The Colonel looked surprised.

''You mustn't think of it that way,'' he said. ''To me, it's just Project 217-A.''

It was pointed out to him that the Nazis had given the same excuse at the Nuremberg war-crime trials. They had arranged not to think of a crematorium as an oven in which children were gassed and roasted to death. To them, a crematorium was just ''Project 217-A''

''If you don't write it, somebody else will,'' said the Colonel. And presumably, somebody else did.


Hanff was the author discussed above, she had written training manuals for the forces in the past but this was for her unacceptable. Quite rightly, I might add!

The majority of the book discussed the brave men and, women who fought for their rights as people of colour, women, and those in Vietnam. The brutality of the Government and, police described in horrific detail by Hanff, was largely unreported by the main news reports of the time. Those that were reported, were twisted into the all too familiar versions that serve those in charge.

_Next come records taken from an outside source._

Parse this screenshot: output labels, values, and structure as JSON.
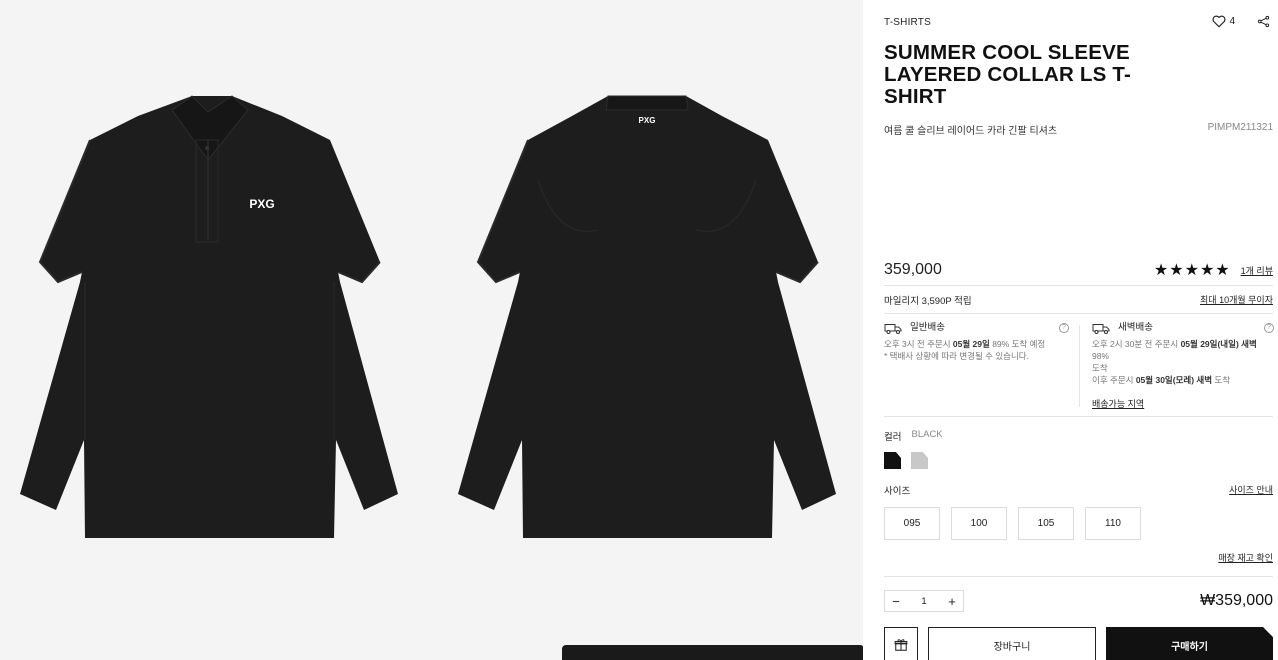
{
  "product": {
    "category": "T-SHIRTS",
    "title": "SUMMER COOL SLEEVE LAYERED COLLAR LS T-SHIRT",
    "subtitle_kr": "여름 쿨 슬리브 레이어드 카라 긴팔 티셔츠",
    "code": "PIMPM211321",
    "likes": "4",
    "price": "359,000",
    "stars": "★★★★★",
    "rating_score": 5,
    "reviews_link": "1개 리뷰",
    "brand_logo": "PXG",
    "colors": {
      "main": "#111111",
      "alt": "#c8c8c8"
    }
  },
  "mileage": {
    "text": "마일리지 3,590P 적립",
    "installment_link": "최대 10개월 무이자"
  },
  "shipping": {
    "standard": {
      "label": "일반배송",
      "line1_pre": "오후 3시 전 주문시 ",
      "line1_date": "05월 29일",
      "line1_post": " 89% 도착 예정",
      "line2": "* 택배사 상황에 따라 변경될 수 있습니다."
    },
    "dawn": {
      "label": "새벽배송",
      "line1_pre": "오후 2시 30분 전 주문시 ",
      "line1_date": "05월 29일(내일) 새벽",
      "line1_post": " 98%",
      "line1_cont": "도착",
      "line2_pre": "이후 주문시 ",
      "line2_date": "05월 30일(모레) 새벽",
      "line2_post": " 도착",
      "area_link": "배송가능 지역"
    }
  },
  "color_option": {
    "label": "컬러",
    "selected": "BLACK"
  },
  "size_option": {
    "label": "사이즈",
    "guide_link": "사이즈 안내",
    "sizes": [
      "095",
      "100",
      "105",
      "110"
    ],
    "stock_link": "매장 재고 확인"
  },
  "quantity": {
    "value": "1",
    "minus": "−",
    "plus": "+"
  },
  "total": "₩359,000",
  "buttons": {
    "cart": "장바구니",
    "buy": "구매하기"
  }
}
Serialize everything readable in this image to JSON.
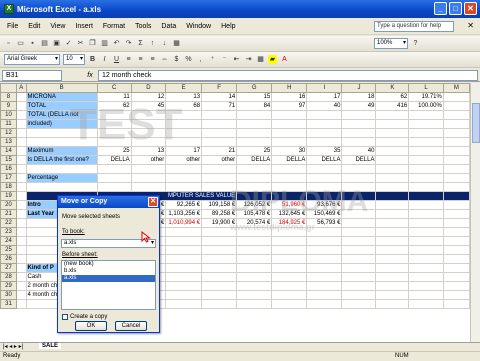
{
  "window": {
    "title": "Microsoft Excel - a.xls",
    "min": "_",
    "max": "□",
    "close": "✕"
  },
  "menus": [
    "File",
    "Edit",
    "View",
    "Insert",
    "Format",
    "Tools",
    "Data",
    "Window",
    "Help"
  ],
  "ask_box": "Type a question for help",
  "menu_close": "✕",
  "toolbar": {
    "zoom": "100%",
    "font": "Arial Greek",
    "size": "10",
    "bold": "B",
    "italic": "I",
    "underline": "U",
    "currency": "$",
    "percent": "%",
    "comma": ",",
    "fx": "fx"
  },
  "formula_bar": {
    "name_box": "B31",
    "content": "12 month check"
  },
  "sheet": {
    "columns": [
      "A",
      "B",
      "C",
      "D",
      "E",
      "F",
      "G",
      "H",
      "I",
      "J",
      "K",
      "L",
      "M"
    ],
    "rows": [
      {
        "n": "8",
        "b": "MICRONA",
        "c": "11",
        "d": "12",
        "e": "13",
        "f": "14",
        "g": "15",
        "h": "16",
        "i": "17",
        "j": "18",
        "k": "62",
        "l": "19.71%"
      },
      {
        "n": "9",
        "b": "TOTAL",
        "c": "62",
        "d": "45",
        "e": "68",
        "f": "71",
        "g": "84",
        "h": "97",
        "i": "40",
        "j": "49",
        "k": "416",
        "l": "100.00%"
      },
      {
        "n": "10",
        "b": "TOTAL (DELLA not",
        "c": "",
        "d": "",
        "e": "",
        "f": "",
        "g": "",
        "h": "",
        "i": "",
        "j": "",
        "k": "",
        "l": ""
      },
      {
        "n": "11",
        "b": "included)",
        "c": "",
        "d": "",
        "e": "",
        "f": "",
        "g": "",
        "h": "",
        "i": "",
        "j": "",
        "k": "",
        "l": ""
      },
      {
        "n": "12",
        "b": "",
        "c": "",
        "d": "",
        "e": "",
        "f": "",
        "g": "",
        "h": "",
        "i": "",
        "j": "",
        "k": "",
        "l": ""
      },
      {
        "n": "13",
        "b": "",
        "c": "",
        "d": "",
        "e": "",
        "f": "",
        "g": "",
        "h": "",
        "i": "",
        "j": "",
        "k": "",
        "l": ""
      },
      {
        "n": "14",
        "b": "Maximum",
        "c": "25",
        "d": "13",
        "e": "17",
        "f": "21",
        "g": "25",
        "h": "30",
        "i": "35",
        "j": "40",
        "k": "",
        "l": ""
      },
      {
        "n": "15",
        "b": "Is DELLA the first one?",
        "c": "DELLA",
        "d": "other",
        "e": "other",
        "f": "other",
        "g": "DELLA",
        "h": "DELLA",
        "i": "DELLA",
        "j": "DELLA",
        "k": "",
        "l": ""
      },
      {
        "n": "16",
        "b": "",
        "c": "",
        "d": "",
        "e": "",
        "f": "",
        "g": "",
        "h": "",
        "i": "",
        "j": "",
        "k": "",
        "l": ""
      },
      {
        "n": "17",
        "b": "Percentage",
        "c": "",
        "d": "",
        "e": "",
        "f": "",
        "g": "",
        "h": "",
        "i": "",
        "j": "",
        "k": "",
        "l": ""
      },
      {
        "n": "18",
        "b": "",
        "c": "",
        "d": "",
        "e": "",
        "f": "",
        "g": "",
        "h": "",
        "i": "",
        "j": "",
        "k": "",
        "l": ""
      },
      {
        "n": "19",
        "b": "",
        "c": "",
        "d": "",
        "e": "",
        "f": "",
        "g": "",
        "h": "",
        "i": "",
        "j": "",
        "k": "",
        "l": ""
      },
      {
        "n": "20",
        "b": "Intro",
        "c": "",
        "d": "75,371 €",
        "e": "92,265 €",
        "f": "109,158 €",
        "g": "126,052 €",
        "h": "51,960 €",
        "i": "93,676 €",
        "j": "",
        "k": "",
        "l": ""
      },
      {
        "n": "21",
        "b": "Last Year",
        "c": "",
        "d": "62,358 €",
        "e": "1,103,256 €",
        "f": "89,258 €",
        "g": "105,478 €",
        "h": "132,645 €",
        "i": "150,469 €",
        "j": "",
        "k": "",
        "l": ""
      },
      {
        "n": "22",
        "b": "",
        "c": "",
        "d": "13,013 €",
        "e": "1,010,994 €",
        "f": "19,900 €",
        "g": "20,574 €",
        "h": "184,925 €",
        "i": "56,793 €",
        "j": "",
        "k": "",
        "l": ""
      },
      {
        "n": "23",
        "b": "",
        "c": "",
        "d": "",
        "e": "",
        "f": "",
        "g": "",
        "h": "",
        "i": "",
        "j": "",
        "k": "",
        "l": ""
      },
      {
        "n": "24",
        "b": "",
        "c": "",
        "d": "",
        "e": "",
        "f": "",
        "g": "",
        "h": "",
        "i": "",
        "j": "",
        "k": "",
        "l": ""
      },
      {
        "n": "25",
        "b": "",
        "c": "",
        "d": "",
        "e": "",
        "f": "",
        "g": "",
        "h": "",
        "i": "",
        "j": "",
        "k": "",
        "l": ""
      },
      {
        "n": "26",
        "b": "",
        "c": "",
        "d": "",
        "e": "",
        "f": "",
        "g": "",
        "h": "",
        "i": "",
        "j": "",
        "k": "",
        "l": ""
      },
      {
        "n": "27",
        "b": "Kind of P",
        "c": "",
        "d": "",
        "e": "",
        "f": "",
        "g": "",
        "h": "",
        "i": "",
        "j": "",
        "k": "",
        "l": ""
      },
      {
        "n": "28",
        "b": "Cash",
        "c": "",
        "d": "",
        "e": "",
        "f": "",
        "g": "",
        "h": "",
        "i": "",
        "j": "",
        "k": "",
        "l": ""
      },
      {
        "n": "29",
        "b": "2 month ch",
        "c": "",
        "d": "",
        "e": "",
        "f": "",
        "g": "",
        "h": "",
        "i": "",
        "j": "",
        "k": "",
        "l": ""
      },
      {
        "n": "30",
        "b": "4 month ch",
        "c": "",
        "d": "",
        "e": "",
        "f": "",
        "g": "",
        "h": "",
        "i": "",
        "j": "",
        "k": "",
        "l": ""
      },
      {
        "n": "31",
        "b": "",
        "c": "",
        "d": "",
        "e": "",
        "f": "",
        "g": "",
        "h": "",
        "i": "",
        "j": "",
        "k": "",
        "l": ""
      }
    ],
    "header_band": "MPUTER SALES VALUE"
  },
  "dialog": {
    "title": "Move or Copy",
    "close": "✕",
    "instruction": "Move selected sheets",
    "to_book_label": "To book:",
    "to_book_value": "a.xls",
    "before_sheet_label": "Before sheet:",
    "list": [
      "(new book)",
      "b.xls",
      "a.xls"
    ],
    "selected_index": 2,
    "create_copy": "Create a copy",
    "ok": "OK",
    "cancel": "Cancel"
  },
  "tabs": {
    "sheet": "SALE"
  },
  "status": {
    "left": "Ready",
    "right": "NUM"
  },
  "watermark": {
    "line1": "TEST",
    "line2": "DIPLOMA",
    "line3": "www.testdiploma.gr"
  },
  "colors": {
    "titlebar": "#0a48c7",
    "dark_band": "#0a246a",
    "highlight": "#99ccff"
  }
}
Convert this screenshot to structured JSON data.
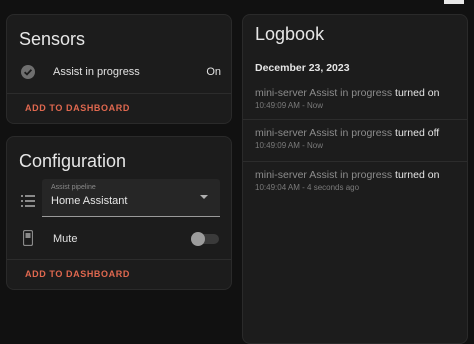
{
  "sensors": {
    "title": "Sensors",
    "item_label": "Assist in progress",
    "item_value": "On",
    "action_label": "ADD TO DASHBOARD"
  },
  "configuration": {
    "title": "Configuration",
    "pipeline_label": "Assist pipeline",
    "pipeline_value": "Home Assistant",
    "mute_label": "Mute",
    "mute_on": false,
    "action_label": "ADD TO DASHBOARD"
  },
  "logbook": {
    "title": "Logbook",
    "date": "December 23, 2023",
    "entries": [
      {
        "entity": "mini-server Assist in progress",
        "action": "turned on",
        "time": "10:49:09 AM",
        "relative": "Now"
      },
      {
        "entity": "mini-server Assist in progress",
        "action": "turned off",
        "time": "10:49:09 AM",
        "relative": "Now"
      },
      {
        "entity": "mini-server Assist in progress",
        "action": "turned on",
        "time": "10:49:04 AM",
        "relative": "4 seconds ago"
      }
    ]
  },
  "colors": {
    "accent": "#e0684f",
    "background": "#111111",
    "card": "#1c1c1c"
  },
  "icons": [
    "check-circle-icon",
    "list-icon",
    "device-icon",
    "chevron-down-icon"
  ]
}
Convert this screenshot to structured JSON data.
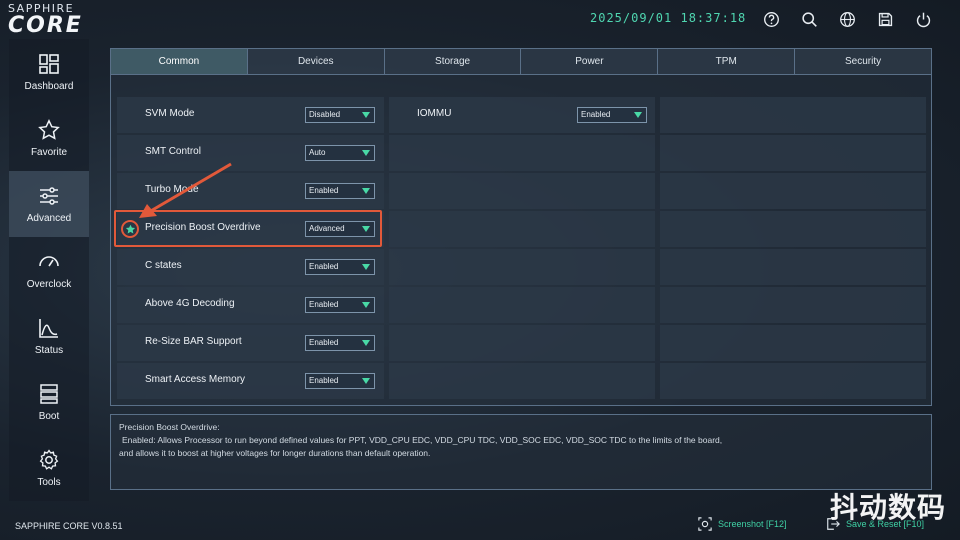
{
  "brand": {
    "top": "SAPPHIRE",
    "main": "CORE"
  },
  "header": {
    "datetime": "2025/09/01 18:37:18"
  },
  "header_icons": [
    "help-icon",
    "search-icon",
    "globe-icon",
    "save-icon",
    "power-icon"
  ],
  "sidebar": {
    "items": [
      {
        "label": "Dashboard",
        "icon": "dashboard-icon"
      },
      {
        "label": "Favorite",
        "icon": "star-icon"
      },
      {
        "label": "Advanced",
        "icon": "sliders-icon",
        "active": true
      },
      {
        "label": "Overclock",
        "icon": "gauge-icon"
      },
      {
        "label": "Status",
        "icon": "chart-icon"
      },
      {
        "label": "Boot",
        "icon": "server-icon"
      },
      {
        "label": "Tools",
        "icon": "gear-icon"
      }
    ]
  },
  "tabs": [
    "Common",
    "Devices",
    "Storage",
    "Power",
    "TPM",
    "Security"
  ],
  "active_tab": "Common",
  "options_col1": [
    {
      "label": "SVM Mode",
      "value": "Disabled"
    },
    {
      "label": "SMT Control",
      "value": "Auto"
    },
    {
      "label": "Turbo Mode",
      "value": "Enabled"
    },
    {
      "label": "Precision Boost Overdrive",
      "value": "Advanced"
    },
    {
      "label": "C states",
      "value": "Enabled"
    },
    {
      "label": "Above 4G Decoding",
      "value": "Enabled"
    },
    {
      "label": "Re-Size BAR Support",
      "value": "Enabled"
    },
    {
      "label": "Smart Access Memory",
      "value": "Enabled"
    }
  ],
  "options_col2": [
    {
      "label": "IOMMU",
      "value": "Enabled"
    }
  ],
  "description": {
    "title": "Precision Boost Overdrive:",
    "line1": "Enabled: Allows Processor to run beyond defined values for PPT, VDD_CPU EDC, VDD_CPU TDC, VDD_SOC EDC, VDD_SOC TDC to the limits of the board,",
    "line2": "and allows it to boost at higher voltages for longer durations than default operation."
  },
  "footer": {
    "version": "SAPPHIRE CORE V0.8.51",
    "screenshot": "Screenshot [F12]",
    "save_reset": "Save & Reset [F10]"
  },
  "watermark": "抖动数码",
  "colors": {
    "accent": "#3fd0a4",
    "highlight": "#e2593a",
    "caret": "#49d9a6"
  }
}
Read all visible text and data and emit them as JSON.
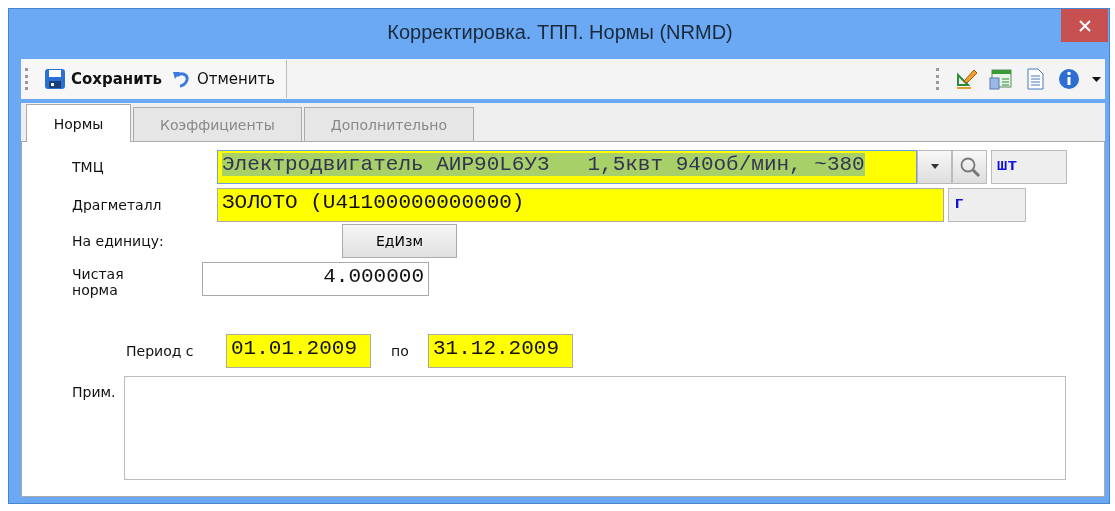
{
  "window": {
    "title": "Корректировка. ТПП. Нормы (NRMD)"
  },
  "toolbar": {
    "buttons": [
      {
        "label": "Сохранить",
        "kind": "save"
      },
      {
        "label": "Отменить",
        "kind": "undo"
      }
    ]
  },
  "tabs": [
    {
      "label": "Нормы",
      "selected": true
    },
    {
      "label": "Коэффициенты",
      "selected": false
    },
    {
      "label": "Дополнительно",
      "selected": false
    }
  ],
  "form": {
    "tmc": {
      "label": "ТМЦ",
      "value": "Электродвигатель АИР90L6У3   1,5квт 940об/мин, ~380",
      "text_selected": true,
      "unit": "шт"
    },
    "metal": {
      "label": "Драгметалл",
      "value": "ЗОЛОТО (U41100000000000)",
      "unit": "г"
    },
    "per_unit": {
      "label": "На единицу:",
      "button": "ЕдИзм"
    },
    "net_norm": {
      "label": "Чистая норма",
      "value": "4.000000"
    },
    "period": {
      "label": "Период с",
      "from": "01.01.2009",
      "to_label": "по",
      "to": "31.12.2009"
    },
    "note": {
      "label": "Прим."
    }
  }
}
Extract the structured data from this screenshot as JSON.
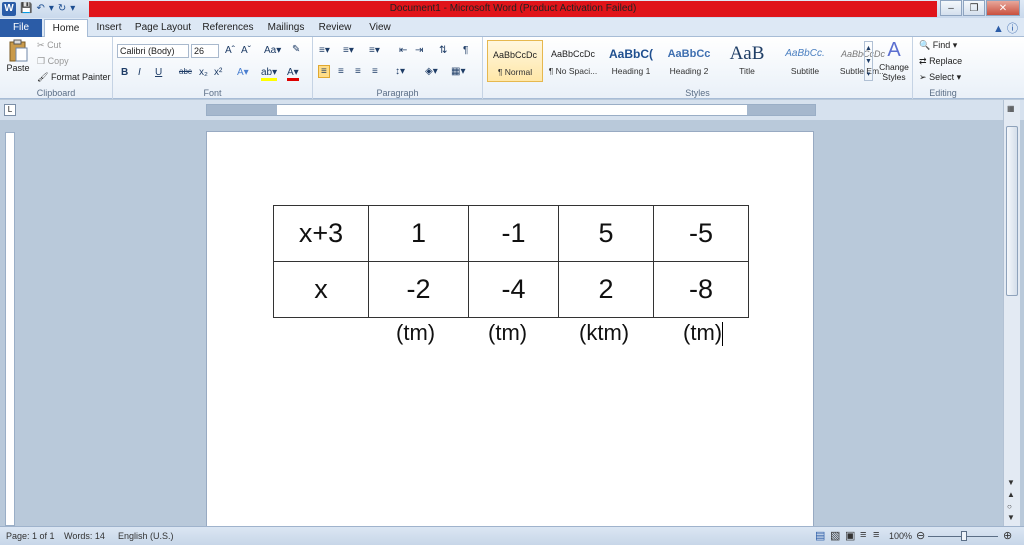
{
  "window": {
    "title": "Document1 - Microsoft Word (Product Activation Failed)",
    "app_icon": "word-icon"
  },
  "tabs": [
    "File",
    "Home",
    "Insert",
    "Page Layout",
    "References",
    "Mailings",
    "Review",
    "View"
  ],
  "ribbon": {
    "clipboard": {
      "paste": "Paste",
      "cut": "Cut",
      "copy": "Copy",
      "format_painter": "Format Painter",
      "label": "Clipboard"
    },
    "font": {
      "name": "Calibri (Body)",
      "size": "26",
      "label": "Font"
    },
    "paragraph": {
      "label": "Paragraph"
    },
    "styles": {
      "label": "Styles",
      "items": [
        {
          "sample": "AaBbCcDc",
          "name": "¶ Normal"
        },
        {
          "sample": "AaBbCcDc",
          "name": "¶ No Spaci..."
        },
        {
          "sample": "AaBbC(",
          "name": "Heading 1"
        },
        {
          "sample": "AaBbCc",
          "name": "Heading 2"
        },
        {
          "sample": "AaB",
          "name": "Title"
        },
        {
          "sample": "AaBbCc.",
          "name": "Subtitle"
        },
        {
          "sample": "AaBbCcDc",
          "name": "Subtle Em..."
        }
      ],
      "change_styles": "Change Styles"
    },
    "editing": {
      "find": "Find",
      "replace": "Replace",
      "select": "Select",
      "label": "Editing"
    }
  },
  "document": {
    "table": [
      [
        "x+3",
        "1",
        "-1",
        "5",
        "-5"
      ],
      [
        "x",
        "-2",
        "-4",
        "2",
        "-8"
      ]
    ],
    "notes": [
      "(tm)",
      "(tm)",
      "(ktm)",
      "(tm)"
    ]
  },
  "status": {
    "page": "Page: 1 of 1",
    "words": "Words: 14",
    "language": "English (U.S.)",
    "zoom": "100%"
  },
  "colors": {
    "title_bar": "#e0141a",
    "file_tab": "#2b5ca7",
    "background": "#b9c9da"
  }
}
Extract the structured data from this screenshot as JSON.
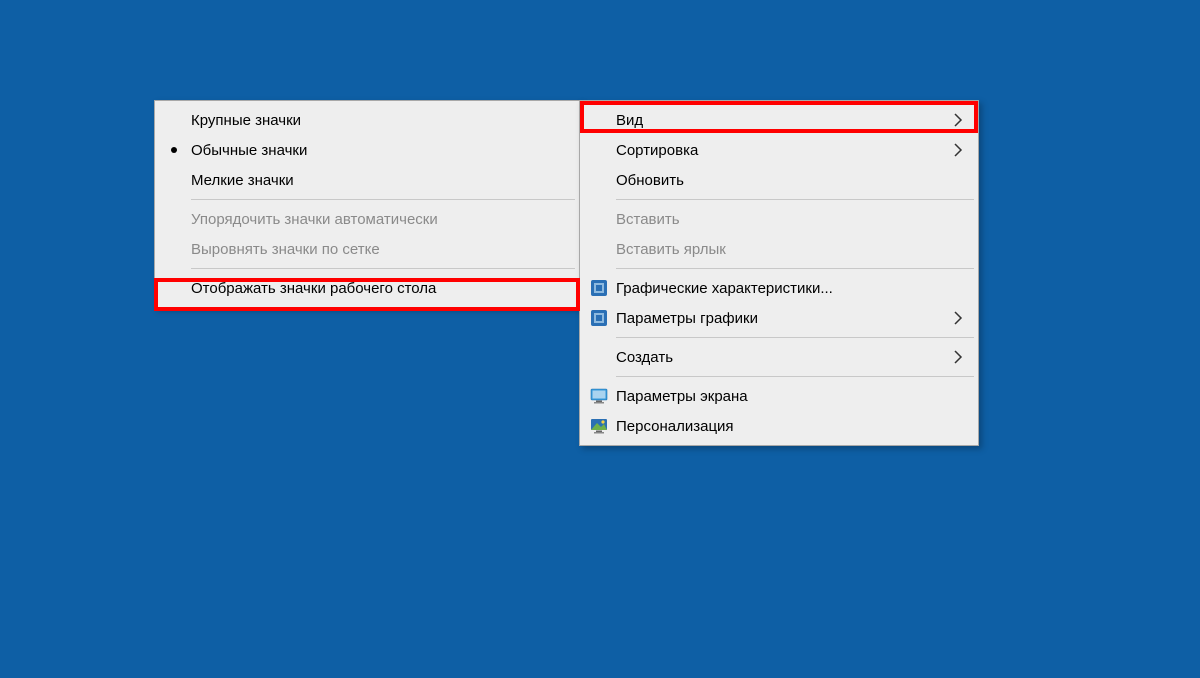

This book was concluded and, released in 1970, so it is of its time and, would have been raw when published, no doubt ruffling some feathers in the upper echelons of society.

Hanff as a white woman was aware of her privilege over those people of colour, who were so less privileged. However, her writing of their story was honest and, empathetic without at any point condescending, or dismissive. A true ally.

I have said this in reviews before, I say it again, I would have loved to have met this awesome woman.